米財務省によると、ベッセント財務長官は最近のウォン下落について、「韓国の強固なファンダメンタルズと整合しない」と指摘したうえで、「外国為替市場の過度な変動は望ましくない」と強調した。
これを受け、iM Securitiesのパク・サンヒョン研究員はリポートで、韓米の関税交渉を踏まえ、今年から年間200億ドル規模の対米投資を着実に履行するには、過度なウォン安は米国にとっても望ましくないと指摘した。そのうえで、米側が韓国の為替当局と歩調を合わせた可能性があるとの見方を示した。
同研究員は、米財務長官がウォン安への懸念を表明したことで、当局による追加の市場介入への警戒感が強まり、急速なウォン安の流れはひとまず弱まると予想した。
さらに、日本政府による為替相場へのけん制発言にも注目した。足元のウォン相場は円相場との連動性が高まっており、円が持ち直せばドル・ウォン相場の上昇ペースも鈍る可能性があるという。
パク研究員は、片山さつき財務相が「投機的な動きを含む過度な変動性には、いかなる手段も排除せず適切に対応する」と述べたと紹介し、早期総選挙実施への期待感などを背景に、行き過ぎた円安心理を抑える狙いがあると分析した。

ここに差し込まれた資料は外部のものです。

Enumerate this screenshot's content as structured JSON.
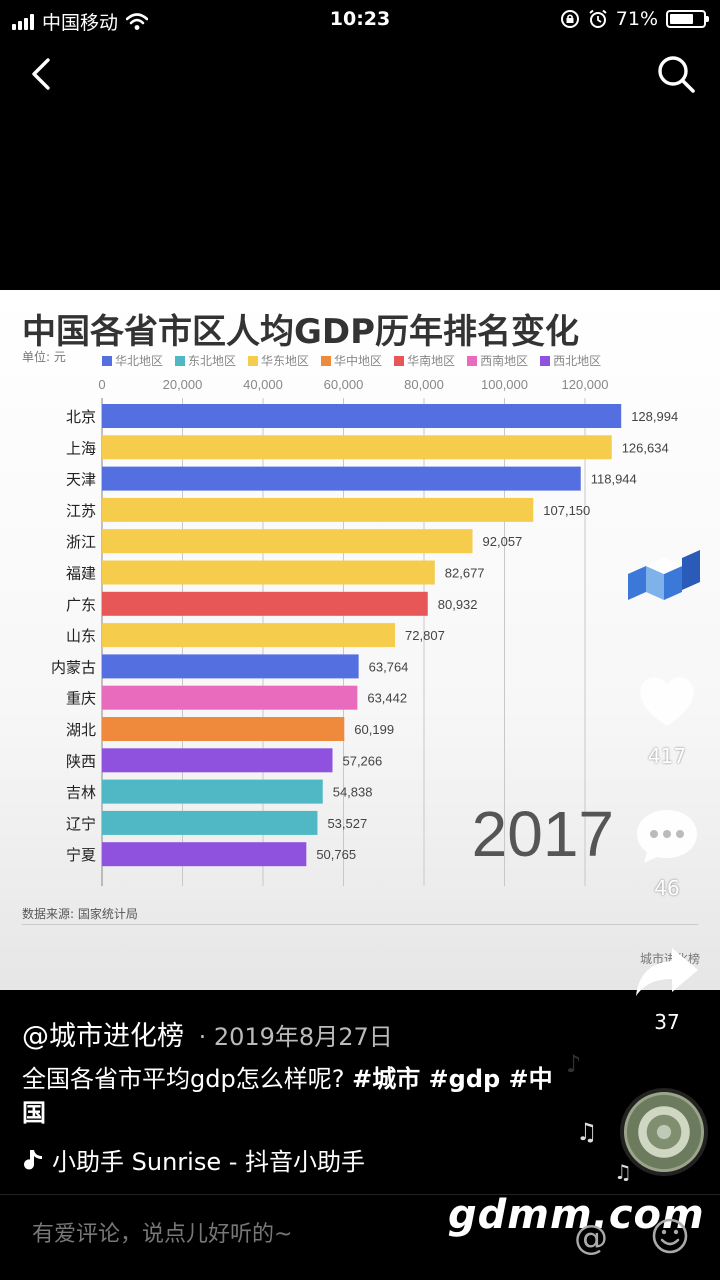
{
  "status_bar": {
    "carrier": "中国移动",
    "time": "10:23",
    "battery": "71%",
    "battery_level": 0.71
  },
  "chart_data": {
    "type": "bar",
    "orientation": "horizontal",
    "title": "中国各省市区人均GDP历年排名变化",
    "unit_label": "单位: 元",
    "xlim": [
      0,
      130000
    ],
    "ticks": [
      "0",
      "20,000",
      "40,000",
      "60,000",
      "80,000",
      "100,000",
      "120,000"
    ],
    "tick_values": [
      0,
      20000,
      40000,
      60000,
      80000,
      100000,
      120000
    ],
    "grid": true,
    "legend_position": "top",
    "legend": [
      {
        "name": "华北地区",
        "color": "#5470e0"
      },
      {
        "name": "东北地区",
        "color": "#4fb8c4"
      },
      {
        "name": "华东地区",
        "color": "#f5cc4c"
      },
      {
        "name": "华中地区",
        "color": "#ef8a3c"
      },
      {
        "name": "华南地区",
        "color": "#e85757"
      },
      {
        "name": "西南地区",
        "color": "#e96bbd"
      },
      {
        "name": "西北地区",
        "color": "#8e52de"
      }
    ],
    "categories": [
      "北京",
      "上海",
      "天津",
      "江苏",
      "浙江",
      "福建",
      "广东",
      "山东",
      "内蒙古",
      "重庆",
      "湖北",
      "陕西",
      "吉林",
      "辽宁",
      "宁夏"
    ],
    "values": [
      128994,
      126634,
      118944,
      107150,
      92057,
      82677,
      80932,
      72807,
      63764,
      63442,
      60199,
      57266,
      54838,
      53527,
      50765
    ],
    "value_labels": [
      "128,994",
      "126,634",
      "118,944",
      "107,150",
      "92,057",
      "82,677",
      "80,932",
      "72,807",
      "63,764",
      "63,442",
      "60,199",
      "57,266",
      "54,838",
      "53,527",
      "50,765"
    ],
    "regions": [
      "华北地区",
      "华东地区",
      "华北地区",
      "华东地区",
      "华东地区",
      "华东地区",
      "华南地区",
      "华东地区",
      "华北地区",
      "西南地区",
      "华中地区",
      "西北地区",
      "东北地区",
      "东北地区",
      "西北地区"
    ],
    "year": "2017",
    "source": "数据来源: 国家统计局",
    "watermark": "城市进化榜"
  },
  "actions": {
    "likes": "417",
    "comments": "46",
    "shares": "37"
  },
  "post": {
    "author": "@城市进化榜",
    "date": "· 2019年8月27日",
    "caption_text": "全国各省市平均gdp怎么样呢?",
    "tags": "#城市 #gdp #中国",
    "music": "小助手    Sunrise - 抖音小助手"
  },
  "comment_bar": {
    "placeholder": "有爱评论，说点儿好听的~",
    "at_symbol": "@"
  },
  "brand_watermark": "gdmm.com",
  "icons": {
    "back": "chevron-left-icon",
    "search": "search-icon",
    "like": "heart-icon",
    "comment": "comment-icon",
    "share": "share-icon",
    "music": "music-note-icon",
    "emoji": "emoji-icon"
  }
}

韓米日3カ国の財務長官による相次ぐ為替けん制発言は、短期的には一定の効果が見込まれる半面、その持続性は不透明だとも指摘した。ただ、上半期にはドル安が進む可能性があり、ドル・ウォン相場も上半期を通じて緩やかな下落基調をたどると見通した。
KB国民銀行のイ・ミンヒョク研究員も、米財務省によるウォン安けん制を受け、域内で積み上がったドル買い心理が和らぐと予想した。
輸出企業のドル売り需要である追随ネゴに加え、この日の金融通貨委員会で為替市場に関する発言が出れば、ドル・ウォンの下落圧力は一段と強まり、日中に1450ウォン台へ下げる可能性もあると分析した。
一方で、ドル・ウォン相場が急落した局面では押し目買いが入りやすく、下値を支える要因になるとも指摘した。この日の相場については、強い下押し圧力のなかでも買い戻しを挟みながら、段階的に水準を切り下げる展開を予想した。